Indirect Tax: Tariffs, Trade, and Supply Chain Article

Perspectives

Tackling shifting tariffs: Timely tips

Managing the tariff impact on supply chain dynamics

Business leaders are aspiring to take proactive and integrated approaches to supply chain planning, tax, customs, and transfer pricing considerations in response to quickly evolving tariff activity. But when asked, “What is your approach to the proposed tariffs to date?” more than 70% of respondents in a recent Deloitte Dbrief said they have not started their initial modeling and assessment. It’s an arduous task, but one that could help reduce significant bottom-line impacts.

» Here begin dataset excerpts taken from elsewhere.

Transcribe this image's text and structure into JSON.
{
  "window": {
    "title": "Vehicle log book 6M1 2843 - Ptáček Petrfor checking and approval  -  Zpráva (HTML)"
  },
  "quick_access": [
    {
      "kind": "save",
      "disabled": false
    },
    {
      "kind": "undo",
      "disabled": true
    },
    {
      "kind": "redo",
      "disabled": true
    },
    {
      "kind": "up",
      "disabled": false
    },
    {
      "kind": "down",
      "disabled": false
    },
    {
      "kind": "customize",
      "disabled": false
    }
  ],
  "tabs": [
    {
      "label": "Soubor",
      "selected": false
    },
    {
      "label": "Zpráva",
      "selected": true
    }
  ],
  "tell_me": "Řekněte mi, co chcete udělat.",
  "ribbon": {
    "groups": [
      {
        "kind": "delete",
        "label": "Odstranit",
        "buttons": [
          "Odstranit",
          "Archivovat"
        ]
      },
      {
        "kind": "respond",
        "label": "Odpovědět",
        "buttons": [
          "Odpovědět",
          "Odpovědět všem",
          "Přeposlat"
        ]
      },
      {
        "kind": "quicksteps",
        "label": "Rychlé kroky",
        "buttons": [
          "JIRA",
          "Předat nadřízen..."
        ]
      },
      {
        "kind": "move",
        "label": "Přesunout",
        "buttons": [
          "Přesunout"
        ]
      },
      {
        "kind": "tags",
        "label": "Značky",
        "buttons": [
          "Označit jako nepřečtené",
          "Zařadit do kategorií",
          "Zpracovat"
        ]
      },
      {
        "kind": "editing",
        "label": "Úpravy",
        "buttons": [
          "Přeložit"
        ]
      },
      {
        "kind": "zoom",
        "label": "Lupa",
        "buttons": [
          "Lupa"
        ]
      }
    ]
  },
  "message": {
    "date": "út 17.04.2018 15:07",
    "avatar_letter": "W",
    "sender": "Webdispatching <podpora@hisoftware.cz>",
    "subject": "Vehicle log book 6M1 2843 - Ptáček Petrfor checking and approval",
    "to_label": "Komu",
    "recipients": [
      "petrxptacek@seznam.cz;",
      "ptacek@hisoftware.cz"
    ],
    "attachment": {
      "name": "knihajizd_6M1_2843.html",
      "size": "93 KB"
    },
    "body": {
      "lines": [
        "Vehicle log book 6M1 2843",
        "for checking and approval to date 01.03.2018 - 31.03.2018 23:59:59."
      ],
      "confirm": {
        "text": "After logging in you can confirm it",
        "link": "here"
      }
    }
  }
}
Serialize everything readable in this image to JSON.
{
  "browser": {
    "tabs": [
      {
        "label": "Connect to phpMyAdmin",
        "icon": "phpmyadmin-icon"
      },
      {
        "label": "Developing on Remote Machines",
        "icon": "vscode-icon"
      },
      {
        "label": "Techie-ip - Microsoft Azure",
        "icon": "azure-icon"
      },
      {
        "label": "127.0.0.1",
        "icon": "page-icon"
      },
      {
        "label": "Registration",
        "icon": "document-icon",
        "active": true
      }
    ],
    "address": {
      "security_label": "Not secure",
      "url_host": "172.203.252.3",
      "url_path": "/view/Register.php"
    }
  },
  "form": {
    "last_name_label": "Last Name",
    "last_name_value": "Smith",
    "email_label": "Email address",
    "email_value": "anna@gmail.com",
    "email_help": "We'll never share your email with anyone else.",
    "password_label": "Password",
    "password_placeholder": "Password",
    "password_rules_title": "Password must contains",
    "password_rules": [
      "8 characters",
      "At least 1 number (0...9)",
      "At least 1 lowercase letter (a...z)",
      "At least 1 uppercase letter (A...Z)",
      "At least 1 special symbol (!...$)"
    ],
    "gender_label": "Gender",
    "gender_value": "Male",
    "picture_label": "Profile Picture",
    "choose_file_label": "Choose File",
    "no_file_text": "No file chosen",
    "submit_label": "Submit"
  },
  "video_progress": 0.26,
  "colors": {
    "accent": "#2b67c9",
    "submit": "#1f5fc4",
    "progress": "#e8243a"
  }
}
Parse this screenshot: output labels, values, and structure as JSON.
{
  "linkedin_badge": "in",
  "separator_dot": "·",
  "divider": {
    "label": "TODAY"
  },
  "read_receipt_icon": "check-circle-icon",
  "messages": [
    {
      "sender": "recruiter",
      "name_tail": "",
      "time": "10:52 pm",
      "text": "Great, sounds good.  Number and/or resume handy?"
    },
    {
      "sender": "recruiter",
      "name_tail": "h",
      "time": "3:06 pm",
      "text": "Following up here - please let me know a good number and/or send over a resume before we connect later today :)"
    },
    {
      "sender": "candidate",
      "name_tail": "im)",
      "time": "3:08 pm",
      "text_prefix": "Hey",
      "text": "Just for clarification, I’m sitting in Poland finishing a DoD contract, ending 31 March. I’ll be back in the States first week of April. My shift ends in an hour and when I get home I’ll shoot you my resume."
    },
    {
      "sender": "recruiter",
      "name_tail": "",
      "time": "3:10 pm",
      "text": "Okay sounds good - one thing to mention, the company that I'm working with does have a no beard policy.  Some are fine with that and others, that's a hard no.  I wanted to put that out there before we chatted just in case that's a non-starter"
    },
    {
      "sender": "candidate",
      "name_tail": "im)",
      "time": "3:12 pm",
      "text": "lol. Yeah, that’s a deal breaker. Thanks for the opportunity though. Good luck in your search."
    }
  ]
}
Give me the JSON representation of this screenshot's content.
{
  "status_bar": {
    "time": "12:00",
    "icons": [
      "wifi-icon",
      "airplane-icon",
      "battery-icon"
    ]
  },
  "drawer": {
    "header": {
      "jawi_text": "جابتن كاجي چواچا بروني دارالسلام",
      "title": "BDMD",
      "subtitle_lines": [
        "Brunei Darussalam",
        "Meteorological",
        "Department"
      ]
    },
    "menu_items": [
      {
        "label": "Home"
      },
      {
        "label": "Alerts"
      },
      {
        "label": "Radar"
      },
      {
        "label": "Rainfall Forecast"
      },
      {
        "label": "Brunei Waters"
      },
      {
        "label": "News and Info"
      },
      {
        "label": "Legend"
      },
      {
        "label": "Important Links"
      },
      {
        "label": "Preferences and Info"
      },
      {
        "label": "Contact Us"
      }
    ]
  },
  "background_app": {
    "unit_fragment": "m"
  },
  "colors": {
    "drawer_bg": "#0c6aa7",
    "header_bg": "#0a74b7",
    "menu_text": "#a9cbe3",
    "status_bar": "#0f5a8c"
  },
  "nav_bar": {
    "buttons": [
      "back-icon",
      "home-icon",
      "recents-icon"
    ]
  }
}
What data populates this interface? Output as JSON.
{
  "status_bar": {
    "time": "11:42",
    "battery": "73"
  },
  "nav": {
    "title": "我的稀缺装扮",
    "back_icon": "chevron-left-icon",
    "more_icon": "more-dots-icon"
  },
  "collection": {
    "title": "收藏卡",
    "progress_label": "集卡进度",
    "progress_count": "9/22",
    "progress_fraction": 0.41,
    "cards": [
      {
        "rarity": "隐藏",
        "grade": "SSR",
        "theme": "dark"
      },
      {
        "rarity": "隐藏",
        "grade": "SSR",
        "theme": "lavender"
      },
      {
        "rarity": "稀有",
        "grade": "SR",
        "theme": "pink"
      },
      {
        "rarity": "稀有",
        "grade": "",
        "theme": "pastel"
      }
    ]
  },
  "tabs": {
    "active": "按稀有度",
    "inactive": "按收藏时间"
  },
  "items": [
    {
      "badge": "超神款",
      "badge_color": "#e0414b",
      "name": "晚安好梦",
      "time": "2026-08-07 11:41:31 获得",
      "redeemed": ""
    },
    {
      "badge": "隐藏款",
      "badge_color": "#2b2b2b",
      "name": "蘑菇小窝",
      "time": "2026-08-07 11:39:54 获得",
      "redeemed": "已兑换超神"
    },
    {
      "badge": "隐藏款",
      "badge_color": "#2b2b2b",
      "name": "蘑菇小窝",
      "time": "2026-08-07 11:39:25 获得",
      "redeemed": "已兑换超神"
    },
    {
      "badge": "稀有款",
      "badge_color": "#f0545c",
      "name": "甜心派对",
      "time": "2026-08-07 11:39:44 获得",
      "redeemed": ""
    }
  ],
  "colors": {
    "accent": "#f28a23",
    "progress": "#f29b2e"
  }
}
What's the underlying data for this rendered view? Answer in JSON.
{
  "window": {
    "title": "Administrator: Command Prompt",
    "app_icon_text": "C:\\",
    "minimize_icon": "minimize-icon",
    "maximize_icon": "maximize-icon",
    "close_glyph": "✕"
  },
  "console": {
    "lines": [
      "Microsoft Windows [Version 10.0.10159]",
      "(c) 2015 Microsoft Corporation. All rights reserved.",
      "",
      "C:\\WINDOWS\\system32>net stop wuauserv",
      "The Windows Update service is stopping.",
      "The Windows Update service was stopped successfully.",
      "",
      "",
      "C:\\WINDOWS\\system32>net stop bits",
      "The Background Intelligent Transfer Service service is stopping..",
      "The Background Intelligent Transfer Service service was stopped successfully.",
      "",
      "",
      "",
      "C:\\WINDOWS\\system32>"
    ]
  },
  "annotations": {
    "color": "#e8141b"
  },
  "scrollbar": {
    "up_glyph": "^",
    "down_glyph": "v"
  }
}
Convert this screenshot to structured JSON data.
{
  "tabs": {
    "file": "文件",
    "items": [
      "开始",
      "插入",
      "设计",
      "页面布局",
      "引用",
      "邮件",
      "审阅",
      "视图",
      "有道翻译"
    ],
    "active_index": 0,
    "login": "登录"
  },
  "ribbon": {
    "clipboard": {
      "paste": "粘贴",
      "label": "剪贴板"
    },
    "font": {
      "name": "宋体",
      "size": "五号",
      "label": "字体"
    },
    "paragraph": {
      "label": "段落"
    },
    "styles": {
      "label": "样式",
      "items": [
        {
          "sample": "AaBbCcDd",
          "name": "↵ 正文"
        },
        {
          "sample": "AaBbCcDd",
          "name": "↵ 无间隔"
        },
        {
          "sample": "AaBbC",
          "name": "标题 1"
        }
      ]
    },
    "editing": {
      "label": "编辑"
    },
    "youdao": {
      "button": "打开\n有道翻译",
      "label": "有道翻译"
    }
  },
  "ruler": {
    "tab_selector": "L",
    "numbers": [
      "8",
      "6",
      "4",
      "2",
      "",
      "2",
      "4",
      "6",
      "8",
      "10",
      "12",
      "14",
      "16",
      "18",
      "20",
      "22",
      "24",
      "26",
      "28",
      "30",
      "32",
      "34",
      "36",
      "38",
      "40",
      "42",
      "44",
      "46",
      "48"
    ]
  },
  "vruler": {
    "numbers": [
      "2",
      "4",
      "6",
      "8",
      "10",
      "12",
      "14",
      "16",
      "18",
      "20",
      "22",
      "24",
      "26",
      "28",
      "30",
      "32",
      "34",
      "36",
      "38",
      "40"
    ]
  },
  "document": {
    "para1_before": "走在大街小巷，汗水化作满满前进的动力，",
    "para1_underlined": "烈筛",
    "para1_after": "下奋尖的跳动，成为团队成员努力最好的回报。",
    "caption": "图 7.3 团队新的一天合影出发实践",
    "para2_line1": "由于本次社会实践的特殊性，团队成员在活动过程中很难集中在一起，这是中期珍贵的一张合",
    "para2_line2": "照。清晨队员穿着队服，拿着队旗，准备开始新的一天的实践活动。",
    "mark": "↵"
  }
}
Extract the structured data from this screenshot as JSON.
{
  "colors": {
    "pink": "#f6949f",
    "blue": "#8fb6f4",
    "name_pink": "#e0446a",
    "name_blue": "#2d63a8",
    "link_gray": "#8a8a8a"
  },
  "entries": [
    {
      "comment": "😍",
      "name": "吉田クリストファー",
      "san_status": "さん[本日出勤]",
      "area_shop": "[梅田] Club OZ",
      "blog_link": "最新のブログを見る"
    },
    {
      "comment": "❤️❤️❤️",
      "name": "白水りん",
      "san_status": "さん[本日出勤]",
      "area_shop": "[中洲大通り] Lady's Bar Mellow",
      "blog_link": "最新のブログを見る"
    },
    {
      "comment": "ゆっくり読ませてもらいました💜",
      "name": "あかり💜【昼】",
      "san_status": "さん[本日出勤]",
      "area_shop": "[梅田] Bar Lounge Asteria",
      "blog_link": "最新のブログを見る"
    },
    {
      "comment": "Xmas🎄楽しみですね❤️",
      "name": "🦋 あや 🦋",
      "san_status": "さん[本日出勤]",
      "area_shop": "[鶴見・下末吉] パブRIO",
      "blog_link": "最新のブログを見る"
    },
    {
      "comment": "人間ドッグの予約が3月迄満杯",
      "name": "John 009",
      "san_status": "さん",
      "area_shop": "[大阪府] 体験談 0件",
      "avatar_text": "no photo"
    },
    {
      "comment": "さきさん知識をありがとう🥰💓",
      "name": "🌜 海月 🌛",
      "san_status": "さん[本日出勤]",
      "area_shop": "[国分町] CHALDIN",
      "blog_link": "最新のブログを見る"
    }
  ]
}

Business leaders can navigate the potential for higher input costs, increased logistics expenses, and delays in capital expenditures, all while supporting operational readiness and financial performance.

Steps to take now

To help mitigate tariff risks, consider conducting thorough data analytics, seeking exemptions and exclusions, and reviewing tariff classifications to mitigate exposure. Additionally, strategic supply chain adjustments such as evaluating production locations, bolstering supply chains with digital tools and AI, and aligning transfer pricing with customs strategies may be effective considerations. By implementing these strategic measures, you may be able to enhance financial performance, support compliance, and drive growth amid rapid global trade dynamics.

More than 70% of respondents in a recent Deloitte Dbrief said they have
not started their initial modeling and assessment.